Nach UEFA-Entscheid
Wertpapieraufsicht nimmt Highlight ins Visier

Der Aktienkurs der Highlight Communications AG ist nach der Champions League-Entscheidung der UEFA zu Gunsten der Highlight-Tochter Team ins Visier der Wertpapieraufsicht geraten.

dpa FRANKFURT. Wegen Verdachts des Insiderhandels laufen beim Bundesaufsichtsamt für den Wartpapierhandel (BAWe) Voruntersuchungen. Dies sagte eine BAWe- Sprecherin am Montag der dpa. Außerdem sollen die Vorgänge im Hinblick auf Marktmanipulationen geprüft werden.

Die UEFA hatte am Donnerstag beschlossen, die seit 1992 währende Zusammenarbeit bei der Champions League mit dem Vermarktungspartner Team fortzusetzen und den Vertrag bis 2006 zu verlängern. Team- Konkurrent IMG hatte das Nachsehen, obwohl er das lukrativere Angebot gemacht hatte.

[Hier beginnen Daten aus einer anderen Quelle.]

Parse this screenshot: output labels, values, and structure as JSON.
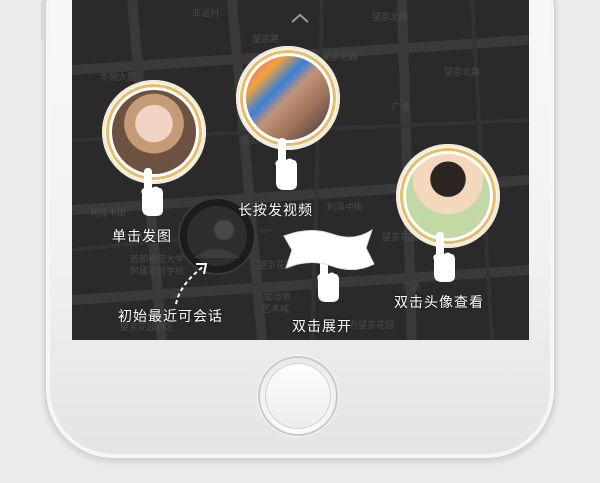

In den Vortagen des UEFA-Beschlusses gab es auffällige Ausschläge im Aktienkurs von Team-Mutter Highlight. Auslöser war zunächst ein Bericht am vorigen Mittwoch in der Tageszeitung "Die Welt", nach denen IMG den UEFA-Zuschlag erhalten würde. Die Highlight-Aktie verlor daraufhin zeitweise fast 20 Prozent an Wert.

Nach dem Votum der UEFA für Team verzeichnete der Kurs am Donnerstag beim Handelsende ein Plus von 37,83 Prozent. Das Handelsvolumen war ungewöhnlich hoch. Highlight-Chef Bernhard Burgener hatte am Freitag angekündigt, seine Anwälte einzuschalten, und die Wertpapieraufsicht aufgefordert, den Fall zu überprüfen. Sollte sich der Verdacht bestätigen, würde das BAWe die Staatsanwaltschaft einschalten.